Warm, blue mists rolling through the corn. Midnight pastures full of fireflies. A haggard, but proudly erect old farmer whose DeKalb hat is perched upon his head like a rusty cupola.
Putting those images to canvas, however, is a more challenging task that 13 area artists have endeavored to accomplish in an exhibit that remains on display at the Waseca Art Center through July 25.
“Her poems have all these visual images that represent southern Minnesota,” said Pat Beckmann, executive director of the Waseca Art Center, of Chambers’ poetry. “I figured, ‘Why not illustrate poetry?’ ... This is a totally different concept for a lot of artists.”
Beckmann said she chose Chambers as the featured poet because much of her poetry is grounded in themes and imagery that are native to this area.
Chambers began by submitting about a dozen of her poems for Beckmann’s review. Beckmann then chose three for illustration before artists selected a portion of one poem to paint. Each painting includes the text from their portion of the poem.
Grace Galvin chose to paint the image of the old farmer as represented in “Windshield Window Peeping,” Chambers’ elegiac ode to a farmer who is as unmoved by the winds of change as the old elm on the border of his property.
“He come to tread the rows/dressed in striped coveralls/long sleeves/his stained DeKalb hat perched like/a rusty cupola on his head.”
Galvin said she gathered inspiration for the painting by conjuring images of farmers she’s known herself. Her husband (definitely not a farmer, she said) posed as a model.
“I just dreamt up the rest of it,” she said.
Carol Stott illustrated the portion of the poem “Insomnia” that concludes:
“The moon does not meet/the tree line until the pink glow/from the east demands/that I push from bed,/drag back to an office/that does not care/who rested or who hunted/last night.”
Retaining her distinct watercolor style, Stott juxtaposed a glowing tree line with an authoritative-looking office building, a sleep-dazed woman contemplating them both.

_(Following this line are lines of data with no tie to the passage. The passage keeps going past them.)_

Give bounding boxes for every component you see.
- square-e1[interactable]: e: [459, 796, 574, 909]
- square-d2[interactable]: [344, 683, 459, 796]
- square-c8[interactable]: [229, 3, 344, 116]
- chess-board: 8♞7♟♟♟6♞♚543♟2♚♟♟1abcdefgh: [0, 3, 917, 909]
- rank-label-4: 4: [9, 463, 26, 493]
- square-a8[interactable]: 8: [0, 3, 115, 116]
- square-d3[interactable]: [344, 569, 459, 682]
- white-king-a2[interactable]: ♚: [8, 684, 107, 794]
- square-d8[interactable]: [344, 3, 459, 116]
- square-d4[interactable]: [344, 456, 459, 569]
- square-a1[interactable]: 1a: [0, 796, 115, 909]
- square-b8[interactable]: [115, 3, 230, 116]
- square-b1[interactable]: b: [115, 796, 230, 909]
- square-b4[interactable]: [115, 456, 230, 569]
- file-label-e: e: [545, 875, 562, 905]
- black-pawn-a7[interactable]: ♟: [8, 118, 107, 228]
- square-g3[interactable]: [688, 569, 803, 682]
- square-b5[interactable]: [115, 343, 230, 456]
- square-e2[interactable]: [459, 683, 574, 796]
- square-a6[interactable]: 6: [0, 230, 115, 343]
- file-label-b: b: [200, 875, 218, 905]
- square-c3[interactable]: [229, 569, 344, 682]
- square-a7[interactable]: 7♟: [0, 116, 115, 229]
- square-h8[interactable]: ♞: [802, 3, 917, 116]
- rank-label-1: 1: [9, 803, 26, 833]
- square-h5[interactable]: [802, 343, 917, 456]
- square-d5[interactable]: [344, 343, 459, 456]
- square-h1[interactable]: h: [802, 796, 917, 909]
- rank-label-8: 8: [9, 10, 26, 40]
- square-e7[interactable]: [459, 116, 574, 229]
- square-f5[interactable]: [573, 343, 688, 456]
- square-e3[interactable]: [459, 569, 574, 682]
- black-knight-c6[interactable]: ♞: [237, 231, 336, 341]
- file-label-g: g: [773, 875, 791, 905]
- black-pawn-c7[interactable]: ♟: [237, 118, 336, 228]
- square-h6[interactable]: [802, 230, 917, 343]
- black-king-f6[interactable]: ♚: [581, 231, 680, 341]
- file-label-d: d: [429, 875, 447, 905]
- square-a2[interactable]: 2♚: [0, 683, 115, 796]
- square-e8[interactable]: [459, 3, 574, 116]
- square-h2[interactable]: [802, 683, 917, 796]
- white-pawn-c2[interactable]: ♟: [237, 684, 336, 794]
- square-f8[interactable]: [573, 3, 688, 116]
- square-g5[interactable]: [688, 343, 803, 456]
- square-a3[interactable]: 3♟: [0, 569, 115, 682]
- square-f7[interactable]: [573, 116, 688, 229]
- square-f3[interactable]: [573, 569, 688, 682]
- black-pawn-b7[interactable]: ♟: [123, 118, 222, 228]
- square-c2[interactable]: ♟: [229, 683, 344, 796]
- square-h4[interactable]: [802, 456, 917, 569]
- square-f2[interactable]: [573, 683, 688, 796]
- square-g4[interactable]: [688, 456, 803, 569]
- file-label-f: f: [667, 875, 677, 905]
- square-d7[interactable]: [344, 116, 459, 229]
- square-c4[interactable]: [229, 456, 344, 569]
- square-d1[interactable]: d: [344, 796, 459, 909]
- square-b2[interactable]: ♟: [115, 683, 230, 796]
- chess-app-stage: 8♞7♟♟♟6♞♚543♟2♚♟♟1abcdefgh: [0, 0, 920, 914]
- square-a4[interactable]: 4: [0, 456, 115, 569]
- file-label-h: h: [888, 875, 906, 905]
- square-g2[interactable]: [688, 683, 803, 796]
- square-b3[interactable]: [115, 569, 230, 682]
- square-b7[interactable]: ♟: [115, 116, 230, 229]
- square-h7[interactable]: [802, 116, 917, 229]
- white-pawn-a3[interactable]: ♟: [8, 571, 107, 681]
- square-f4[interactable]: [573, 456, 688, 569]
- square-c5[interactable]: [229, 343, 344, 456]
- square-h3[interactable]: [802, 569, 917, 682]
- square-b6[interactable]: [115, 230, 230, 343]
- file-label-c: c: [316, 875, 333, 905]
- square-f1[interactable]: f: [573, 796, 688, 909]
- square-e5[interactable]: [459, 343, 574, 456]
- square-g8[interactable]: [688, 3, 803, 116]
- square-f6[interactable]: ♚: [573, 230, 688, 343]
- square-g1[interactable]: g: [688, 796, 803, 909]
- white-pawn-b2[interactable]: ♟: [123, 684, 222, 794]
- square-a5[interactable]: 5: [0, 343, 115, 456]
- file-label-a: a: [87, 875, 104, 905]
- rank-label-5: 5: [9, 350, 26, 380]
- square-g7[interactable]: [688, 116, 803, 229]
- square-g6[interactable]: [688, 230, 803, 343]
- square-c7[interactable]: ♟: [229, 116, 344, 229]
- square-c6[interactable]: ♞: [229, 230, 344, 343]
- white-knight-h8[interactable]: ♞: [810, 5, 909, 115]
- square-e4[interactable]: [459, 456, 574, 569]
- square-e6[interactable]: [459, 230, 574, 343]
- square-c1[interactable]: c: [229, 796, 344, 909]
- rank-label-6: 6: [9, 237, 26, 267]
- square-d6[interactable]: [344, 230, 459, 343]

“I read and re-read the poem for a week or so and did quite a few sketches,” said Stott, a habitually meticulous artist who has said it’s not uncommon to return to a piece many times over the course of weeks. “I could’ve filled up several pieces of paper just from one section of her poems.”
The portion of “Hayloft’s Gift of Night” that Judith Forster Monson chose references dust motes that “climb the shafts of light” that peer in through holes in the barn wall.
Painting such dust motes, however, proved a technical challenge for the artist. While covering the rest of the painting, Forster Monson used a toothbrush to flick white paint onto a ray of light that bisects her canvas.
“Artists have all kinds of tricks,” she said, adding that it was an exciting opportunity to illustrate Chambers Stevens’ work: “We are just enchanted with her poetry.”
The exhibit was funded by a grant provided by the Prairie Lakes Regional Arts Council from the Minnesota Arts and Cultural Heritage Fund.